Emsal Mahkeme Kararı Kayseri Bölge Adliye Mahkemesi 6. Hukuk Dairesi 2022/2013 E. 2022/2017 K. 12.10.2022 T.

Görüntülediğiniz mahkeme kararı henüz kesinleşmemiştir.
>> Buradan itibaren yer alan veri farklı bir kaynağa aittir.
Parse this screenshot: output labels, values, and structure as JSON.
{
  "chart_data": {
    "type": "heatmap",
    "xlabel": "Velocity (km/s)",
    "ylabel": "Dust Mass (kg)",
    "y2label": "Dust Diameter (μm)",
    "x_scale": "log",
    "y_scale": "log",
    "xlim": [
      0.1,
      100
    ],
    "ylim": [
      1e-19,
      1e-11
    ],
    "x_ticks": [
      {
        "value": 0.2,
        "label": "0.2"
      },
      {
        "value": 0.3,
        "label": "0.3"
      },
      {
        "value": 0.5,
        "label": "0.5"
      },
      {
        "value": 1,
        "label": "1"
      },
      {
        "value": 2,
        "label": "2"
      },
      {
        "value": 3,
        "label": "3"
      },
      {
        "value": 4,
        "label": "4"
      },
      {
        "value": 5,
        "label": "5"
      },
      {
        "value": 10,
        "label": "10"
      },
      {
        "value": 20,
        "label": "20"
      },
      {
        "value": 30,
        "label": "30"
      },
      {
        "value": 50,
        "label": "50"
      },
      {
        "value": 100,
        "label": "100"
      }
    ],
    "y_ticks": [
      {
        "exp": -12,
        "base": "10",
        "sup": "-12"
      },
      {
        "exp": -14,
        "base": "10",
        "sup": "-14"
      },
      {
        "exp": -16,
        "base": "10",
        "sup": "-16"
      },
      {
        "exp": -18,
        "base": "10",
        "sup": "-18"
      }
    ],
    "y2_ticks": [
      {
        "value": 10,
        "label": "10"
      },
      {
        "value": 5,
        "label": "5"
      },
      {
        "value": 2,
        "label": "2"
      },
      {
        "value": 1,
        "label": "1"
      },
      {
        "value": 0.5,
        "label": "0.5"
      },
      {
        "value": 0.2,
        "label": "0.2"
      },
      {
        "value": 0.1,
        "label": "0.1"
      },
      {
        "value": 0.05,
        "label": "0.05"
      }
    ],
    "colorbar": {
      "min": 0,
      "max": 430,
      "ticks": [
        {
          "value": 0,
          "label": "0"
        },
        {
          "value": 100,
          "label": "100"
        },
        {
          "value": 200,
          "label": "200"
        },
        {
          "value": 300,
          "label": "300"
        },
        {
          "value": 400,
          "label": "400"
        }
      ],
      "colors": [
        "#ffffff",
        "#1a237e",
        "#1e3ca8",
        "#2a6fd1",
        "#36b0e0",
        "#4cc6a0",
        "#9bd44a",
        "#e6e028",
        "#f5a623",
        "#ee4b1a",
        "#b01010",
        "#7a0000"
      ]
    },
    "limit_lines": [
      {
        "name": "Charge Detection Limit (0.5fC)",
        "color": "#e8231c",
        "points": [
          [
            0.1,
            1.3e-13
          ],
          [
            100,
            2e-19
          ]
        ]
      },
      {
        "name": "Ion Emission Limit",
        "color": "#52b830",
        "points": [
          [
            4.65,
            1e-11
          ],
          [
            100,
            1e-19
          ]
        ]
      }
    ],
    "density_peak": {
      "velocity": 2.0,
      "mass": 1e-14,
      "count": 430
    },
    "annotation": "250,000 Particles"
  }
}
Yararlı olması amacıyla eklenmiştir.

T.C.
KAYSERİ
BÖLGE ADLİYE MAHKEMESİ
6. HUKUK DAİRESİ
DOSYA NO: 2022/2013
KARAR NO: 2022/2017
T Ü R K M İ L L E T İ A D I N A
B Ö L G E A D L İ Y E M A H K E M E S İ K A R A R I
İNCELENEN KARARIN
MAHKEMESİ: KAYSERİ 2. ASLİYE TİCARET MAHKEMESİ
TARİHİ: 06/07/2022
NUMARASI: 2021/73 E. 2022/609 K.
DAVANIN KONUSU: İtirazın İptali (Ticari Satımdan Kaynaklanan)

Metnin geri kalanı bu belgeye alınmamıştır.